Auch Bildungsmangel geriert Korruption

Als der prominenteste Lokalpolitiker des Banater Berglands noch auf hohem Ross thronte, hatte sich Sorin Frunzăverde nahezu ausnahmslos mit einer Entourage umgeben, die ihm bildungsmäßig und intellektuell sichtbar unterlegen war. Intellektuelle des Banater Berglands, die ihm zu Beginn seiner Karriere gern und unentgeltlich zur Seite standen, igelten sich erst ein, dann wandten sie sich von ihm ab. Sie sprachen oft darüber, dass rumänische Politiker sich gern mit intellektuell Unterlegenen umgeben – um kontrastierend ihr Ego vorzukehren.

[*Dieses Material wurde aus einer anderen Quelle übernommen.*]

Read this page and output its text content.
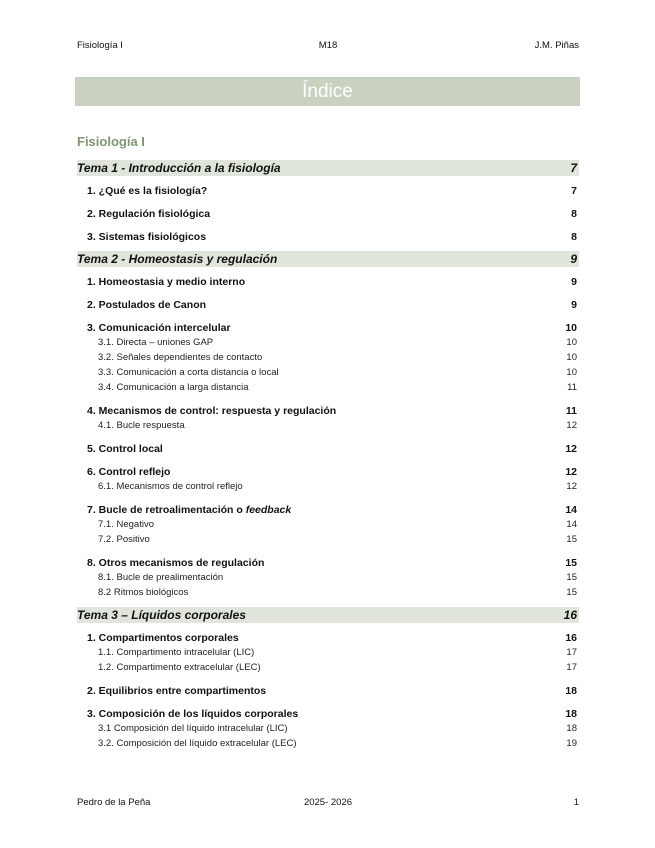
Fisiología I	M18	J.M. Piñas
Índice
Fisiología I
Tema 1 - Introducción a la fisiología	7
1. ¿Qué es la fisiología?	7
2. Regulación fisiológica	8
3. Sistemas fisiológicos	8
Tema 2 - Homeostasis y regulación	9
1. Homeostasia y medio interno	9
2. Postulados de Canon	9
3. Comunicación intercelular	10
3.1. Directa – uniones GAP	10
3.2. Señales dependientes de contacto	10
3.3. Comunicación a corta distancia o local	10
3.4. Comunicación a larga distancia	11
4. Mecanismos de control: respuesta y regulación	11
4.1. Bucle respuesta	12
5. Control local	12
6. Control reflejo	12
6.1. Mecanismos de control reflejo	12
7. Bucle de retroalimentación o feedback	14
7.1. Negativo	14
7.2. Positivo	15
8. Otros mecanismos de regulación	15
8.1. Bucle de prealimentación	15
8.2 Ritmos biológicos	15
Tema 3 – Líquidos corporales	16
1. Compartimentos corporales	16
1.1. Compartimento intracelular (LIC)	17
1.2. Compartimento extracelular (LEC)	17
2. Equilibrios entre compartimentos	18
3. Composición de los líquidos corporales	18
3.1 Composición del líquido intracelular (LIC)	18
3.2. Composición del líquido extracelular (LEC)	19
Pedro de la Peña	2025- 2026	1
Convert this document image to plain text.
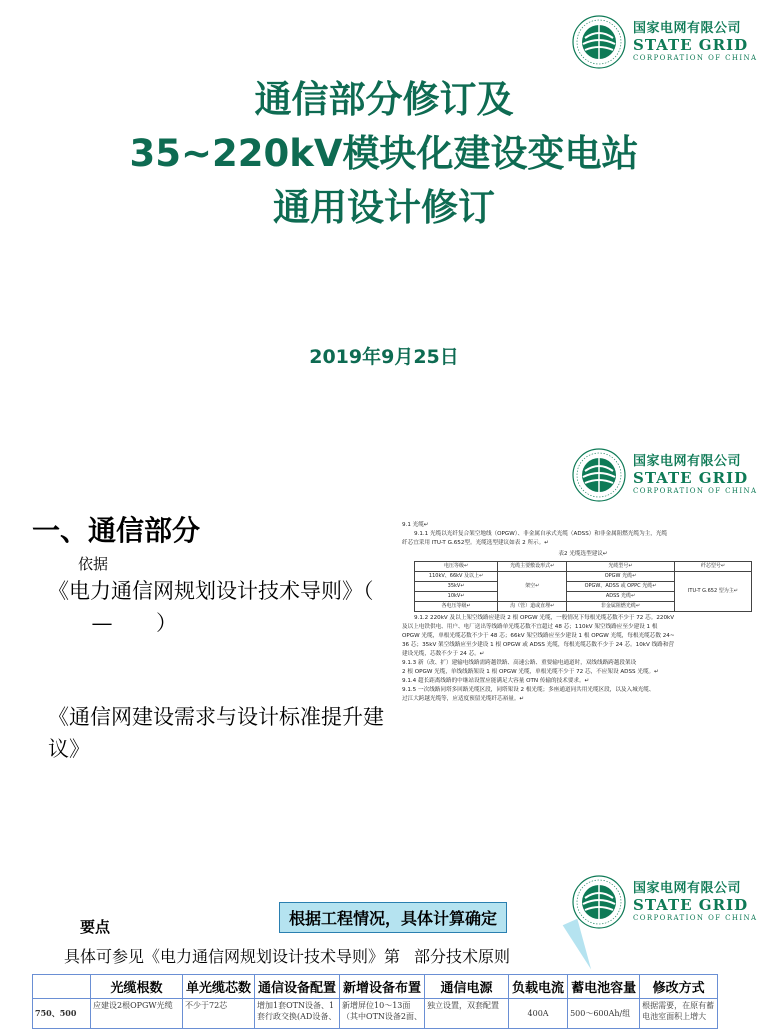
国家电网有限公司
STATE GRID
CORPORATION OF CHINA
通信部分修订及
35~220kV模块化建设变电站
通用设计修订
2019年9月25日
国家电网有限公司
STATE GRID
CORPORATION OF CHINA
一、通信部分
依据
《电力通信网规划设计技术导则》（— ）
《通信网建设需求与设计标准提升建议》

9.1 光缆↵

9.1.1 光缆以光纤复合架空地线（OPGW）、非金属自承式光缆（ADSS）和非金属阻燃光缆为主，光缆

纤芯宜采用 ITU-T G.652型。光缆选型建议如表 2 所示。↵

表2 光缆选型建议↵

电压等级↵	光缆主要敷设形式↵	光缆型号↵	纤芯型号↵
110kV、66kV 及以上↵	架空↵	OPGW 光缆↵	ITU-T G.652 型为主↵
35kV↵		OPGW、ADSS 或 OPPC 光缆↵	
10kV↵		ADSS 光缆↵	
各电压等级↵	沟（管）道或直埋↵	非金属阻燃光缆↵	

9.1.2 220kV 及以上架空线路应建设 2 根 OPGW 光缆，一般情况下每根光缆芯数不少于 72 芯。220kV

及以上电铁供电、用户、电厂送出等线路单光缆芯数不宜超过 48 芯；110kV 架空线路应至少建设 1 根

OPGW 光缆，单根光缆芯数不少于 48 芯；66kV 架空线路应至少建设 1 根 OPGW 光缆，每根光缆芯数 24~

36 芯；35kV 架空线路应至少建设 1 根 OPGW 或 ADSS 光缆，每根光缆芯数不少于 24 芯。10kV 线路和营

建设光缆，芯数不少于 24 芯。↵

9.1.3 新（改、扩）建输电线路需跨越铁路、高速公路、重要输电通道时，双线线路跨越段架设

2 根 OPGW 光缆，单线线路架设 1 根 OPGW 光缆，单根光缆不少于 72 芯，不应架设 ADSS 光缆。↵

9.1.4 超长距离线路的中继站设置应能满足大容量 OTN 传输的技术要求。↵

9.1.5 一次线路同塔多回路光缆区段，同塔架设 2 根光缆；多座通道同共用光缆区段，以及入城光缆、

过江大跨越光缆等，应适度预留光缆纤芯裕量。↵

国家电网有限公司
STATE GRID
CORPORATION OF CHINA
根据工程情况，具体计算确定
要点
具体可参见《电力通信网规划设计技术导则》第 部分技术原则
	光缆根数	单光缆芯数	通信设备配置	新增设备布置	通信电源	负载电流	蓄电池容量	修改方式
750、500	应建设2根OPGW光缆	不少于72芯	增加1套OTN设备、1套行政交换(AD设备、	新增屏位10～13面（其中OTN设备2面、	独立设置，双套配置	400A	500～600Ah/组	根据需要，在原有蓄电池室面积上增大
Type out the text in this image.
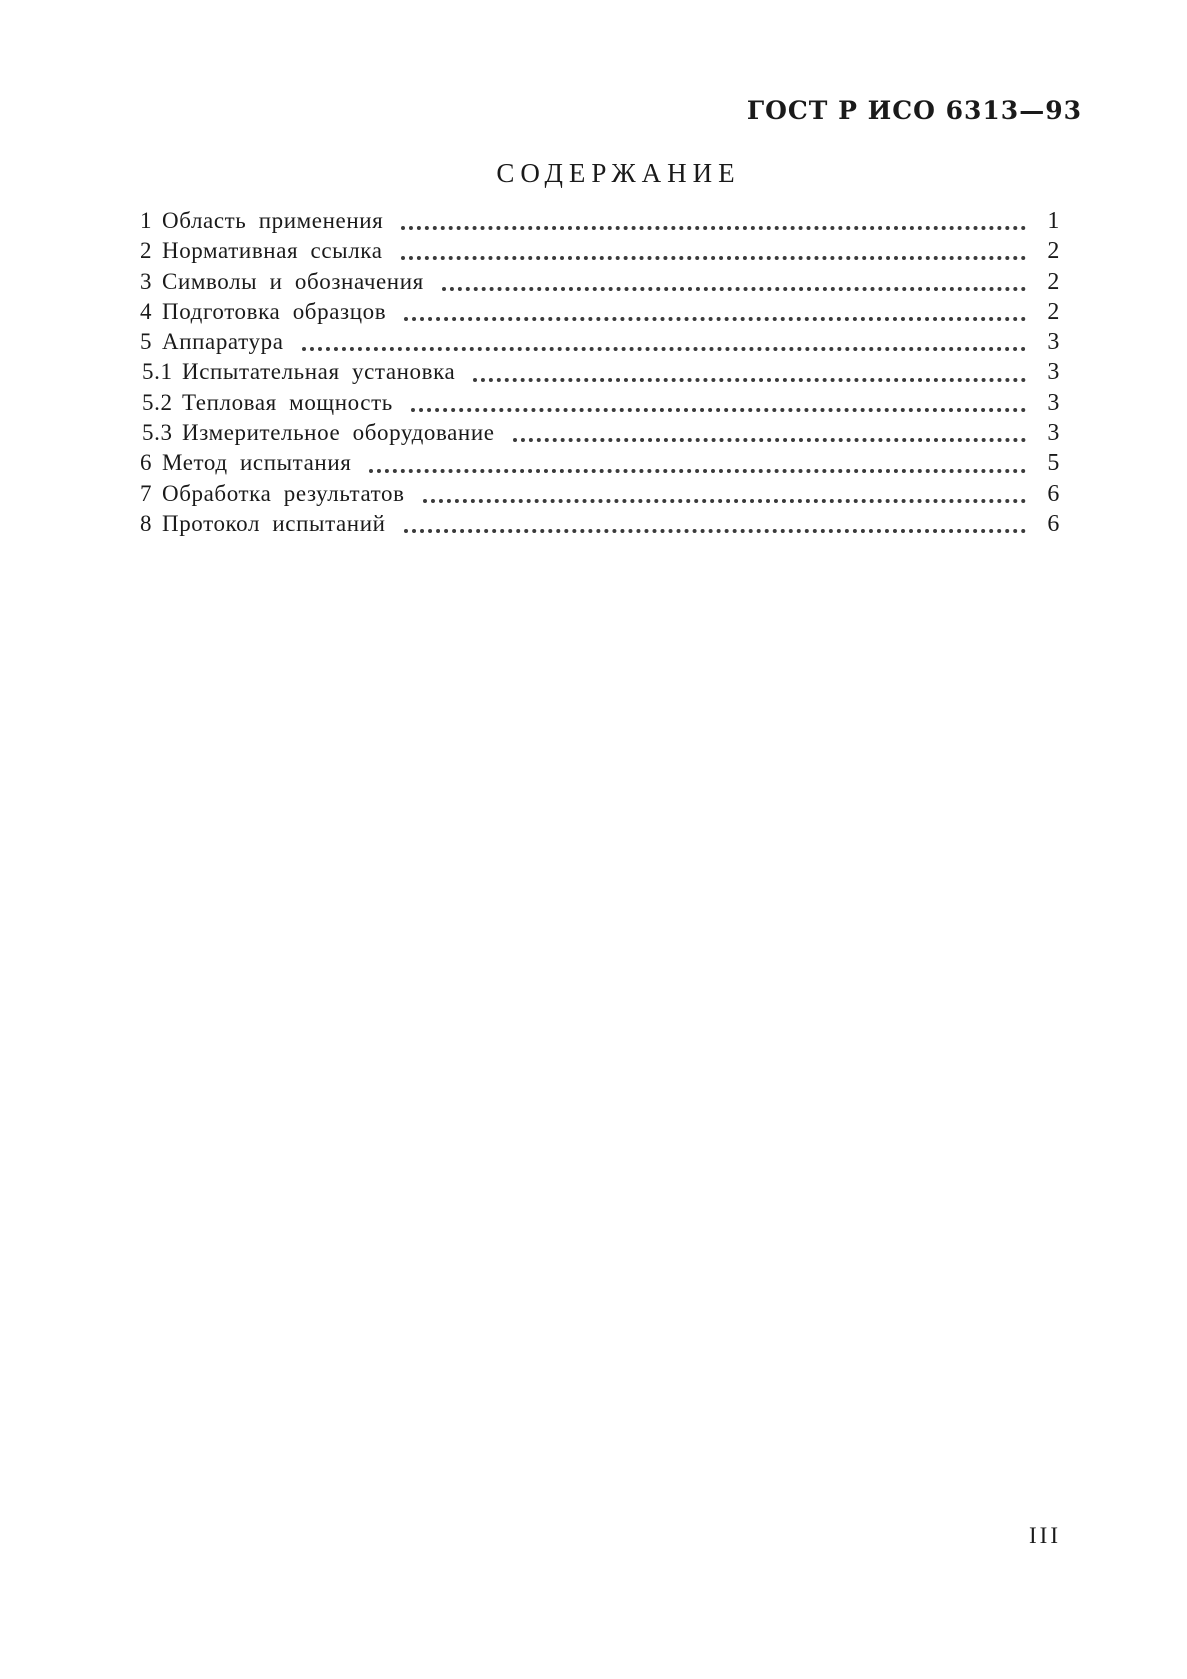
ГОСТ Р ИСО 6313—93
СОДЕРЖАНИЕ
1 Область применения	1
2 Нормативная ссылка	2
3 Символы и обозначения	2
4 Подготовка образцов	2
5 Аппаратура	3
5.1 Испытательная установка	3
5.2 Тепловая мощность	3
5.3 Измерительное оборудование	3
6 Метод испытания	5
7 Обработка результатов	6
8 Протокол испытаний	6
III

Die Zeitschrift „Sinteza“ (40/2017) hat eine Untersuchung von Ioana Munteanu über rumänische parlamentarische Eliten veröffentlicht: „Die Herausforderungen steigen, das Bildungsniveau sinkt“. Fazit der Studie: Seit 15 Jahren kamen fast alle rumänischen Politiker aus Universitäten von immer niedrigerem Ruf. „Verglichen mit 2004 hat sich in der Legislaturperiode ab 2008 die Zahl der Abgeordneten mit Lizenzen von privaten Hochschulen verdoppelt“, schreibt die Forscherin, „von Hochschulen der Kategorie III. Und in der Legislaturperiode, die 2012 begann, hat sich deren Zahl verdreifacht.“

2004 hatte die Hälfte der Abgeordneten ein Masterstudium und Diplome von Universitäten der Kategorie I – 2012 nur noch 26,5 Prozent (37,2 Prozent hatten Hochschuldiplome von Unis der Kategorie II, 36,3 Prozent von Kategorie III). Die Studie geht nicht auf das Studienniveau der Exekutive ein. Auch die „Akademien“ – für Verteidigung, für Information, für Verwaltung usw. – mit deren Abschluss „Politikerspitzen“ punkten, wurden in der Studie nicht in Betracht gezogen, obwohl öffentlich ihr „Hauptgeschäft“ als Vergabe getürkter Doktorate (für Parteispitzen) wahrgenommen wird. Ioana Munteanu schreibt zum Schluss ihrer Analyse, dass „der traurige Unterschied zwischen uns und anderen Staaten die Tatsache darstellt, dass die guten Universitäten sich als Ausbildungsstätten der Eliten im Rückzug befinden gegenüber den schwachen.“

Die Studie hat das Potenzial, ausgebaut zu werden, beispielsweise um die Kapitel: „Prekäre Bildung und Korruption“, „Bildungsmangel und (Partei-)Karriere“, „Förderstrategien intellektuell und bildungsmäßig Unterlegener“, „Wie werde ich ohne Hochschulstudium Minister?“ usw. Es ist unwahrscheinlich, dass ein Politiker mit Führungsverantwortung in seinem Apparat jemand befördern wird, der ihm geistig und von der Bildung her überlegen ist (siehe das Beispiel Frunzăverde). Es ist sogar verständlich, wenn jemand, der seine Grenzen kennt (!), nicht gern einen Weisungsabhängigen in seiner Hierarchie hat, der besser sein könnte als er, wissender, gebildeter, ein gewiefterer und korrekterer Sprecher des Rumänischen und mindestens einer Fremdsprache. Oder: Wie kannst du, als Plagiats-Doktor, jemandem Anweisungen geben, der sich seinen Doktor ehrlich erarbeitet hat?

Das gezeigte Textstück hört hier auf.